Tuesday, 23 January 2018 - 11:31

Ogd Dolomiti in stallo. L’accusa dell’assessore Caner alla struttura mista pubblico-privato che dovrebbe promuovere il turismo: “Ognuno faccia la sua parte”

Gen 31st, 2017 | By | Category: Cronaca/Politica, Lavoro Economia Turismo, Prima Pagina

 

Federico Caner

“La DMO, Destination Management Organization, che in italiano diventa OGD, Organizzazione di Gestione della Destinazione, è uno strumento di autogoverno delle destinazioni turistiche che per definizione nasce dal basso: non lo diciamo oggi, lo si sa da sempre.

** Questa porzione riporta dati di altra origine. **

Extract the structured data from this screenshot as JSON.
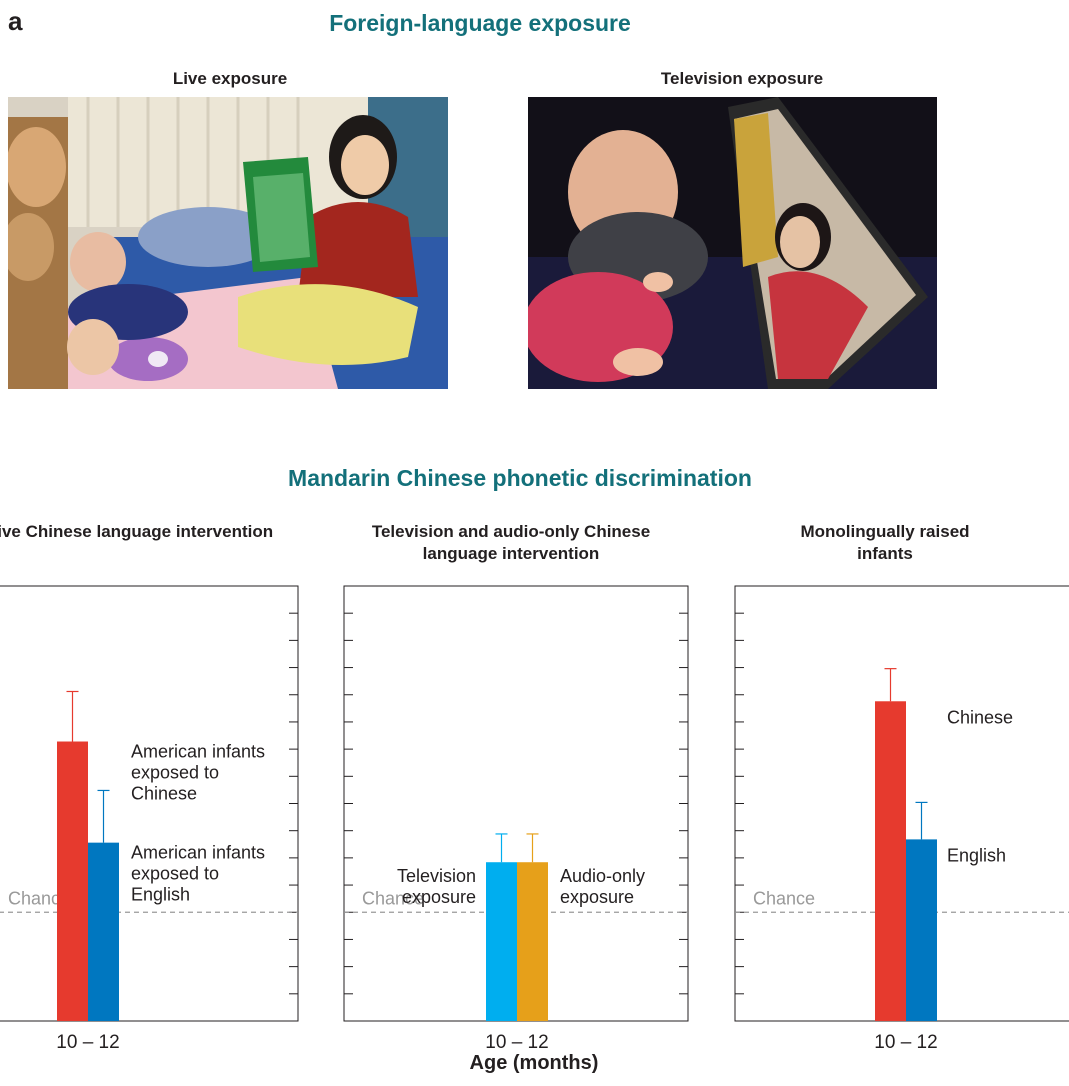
{
  "panel_label": "a",
  "exposure_section": {
    "title": "Foreign-language exposure",
    "photos": [
      {
        "label": "Live exposure"
      },
      {
        "label": "Television exposure"
      }
    ]
  },
  "colors": {
    "title": "#13707a",
    "red": "#e63a2e",
    "blue": "#0077c0",
    "cyan": "#00aeef",
    "orange": "#e6a01a",
    "chance": "#999999"
  },
  "chart_section_title": "Mandarin Chinese phonetic discrimination",
  "x_axis_title": "Age (months)",
  "chart_data": [
    {
      "type": "bar",
      "title": "Live Chinese language intervention",
      "categories": [
        "10 – 12"
      ],
      "series": [
        {
          "name": "American infants exposed to Chinese",
          "values": [
            65.7
          ],
          "error": [
            4.6
          ],
          "color": "#e63a2e"
        },
        {
          "name": "American infants exposed to English",
          "values": [
            56.4
          ],
          "error": [
            4.8
          ],
          "color": "#0077c0"
        }
      ],
      "reference_line": {
        "label": "Chance",
        "value": 50
      },
      "ylim": [
        40,
        80
      ],
      "grid": false
    },
    {
      "type": "bar",
      "title": "Television and audio-only Chinese language intervention",
      "categories": [
        "10 – 12"
      ],
      "series": [
        {
          "name": "Television exposure",
          "values": [
            54.6
          ],
          "error": [
            2.6
          ],
          "color": "#00aeef"
        },
        {
          "name": "Audio-only exposure",
          "values": [
            54.6
          ],
          "error": [
            2.6
          ],
          "color": "#e6a01a"
        }
      ],
      "reference_line": {
        "label": "Chance",
        "value": 50
      },
      "ylim": [
        40,
        80
      ],
      "grid": false
    },
    {
      "type": "bar",
      "title": "Monolingually raised infants",
      "categories": [
        "10 – 12"
      ],
      "series": [
        {
          "name": "Chinese",
          "values": [
            69.4
          ],
          "error": [
            3.0
          ],
          "color": "#e63a2e"
        },
        {
          "name": "English",
          "values": [
            56.7
          ],
          "error": [
            3.4
          ],
          "color": "#0077c0"
        }
      ],
      "reference_line": {
        "label": "Chance",
        "value": 50
      },
      "ylim": [
        40,
        80
      ],
      "grid": false
    }
  ]
}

Per questo appaiono assolutamente fuori luogo e controproducenti le polemiche suscitate da chi afferma, per di più contraddicendosi, che da una parte l’OGD Dolomiti sarebbe in una situazione di stallo a causa di una presunta eccessiva ingerenza della parte pubblica rispetto a quella privata, e dall’altra per il fatto che la Regione avrebbe dovuto dotare l’OGD di un regolamento coercitivo e di strumenti finanziari. Insomma tutto e il contrario di tutto!”

Risponde così, tra lo sconcerto e l’amarezza, l’assessore regionale al turismo, Federico Caner, alle accuse mosse da alcuni soci della OGD Dolomiti sull’attuale immobilismo dell’organismo stesso.

“La Regione – precisa Caner – ha dettato linee guida per la costituzione delle OGD, senza imporre nulla dall’alto, anche perché esistono realtà molto diverse tra loro nei nostri territori, e oggi nel Veneto ne sono attive ben 15. Quella delle Dolomiti, poi, aveva più di altre lasciato ben sperare essendo stata l’unica a volersi dotare della forma giuridica del consorzio, presupposto per garantire una operatività immediata: se ciò non è accaduto, non mi pare corretto scaricare su altri eventuali responsabilità”.

“Non dimentichiamo, poi – aggiunge l’assessore –, che la Giunta regionale ha anche concesso un contributo per l’avvio delle attività e per la strutturazione organizzativa delle OGD. Adesso, come avviene in tutta Europa, sono le destinazioni stesse che devono investire con proprie risorse nell’informazione, accoglienza, promozione e commercializzazione del prodotto turistico”.

Caner chiarisce con forza che “la Regione non può e non intende in alcun modo sostituirsi alle attività attribuite alle OGD, attività che derivano dal coordinamento tra gli attori pubblici e privati della destinazione stessa: il turismo non può prescindere dalla cooperazione tra chi amministra il territorio in ambito locale e il sistema delle imprese”.

L’assessore sottolinea che la Regione ha investito molto nel territorio montano, con risorse proprie (ben 12,5 milioni di euro) per i due bandi per l’ammodernamento e l’innovazione delle strutture turistico ricettive (scadono il prossimo 14 febbraio) e con i fondi europei POR FESR per i club di prodotto nella forma di reti (1,8 milioni, il bando scade il prossimo 12 aprile). “La Provincia di Belluno, inoltre – evidenzia – ha a disposizione per i Comuni di Confine i fondi ex-Odi, di cui 5 milioni di euro solo per la promozione”.

“Ognuno, quindi, faccia bene la propria parte – conclude Caner –. Una cosa, almeno per noi, è inderogabile: la governance delle OGD non si decide dall’alto, non solo perché lo dice la legge, ancor più perché lo impone il buonsenso”.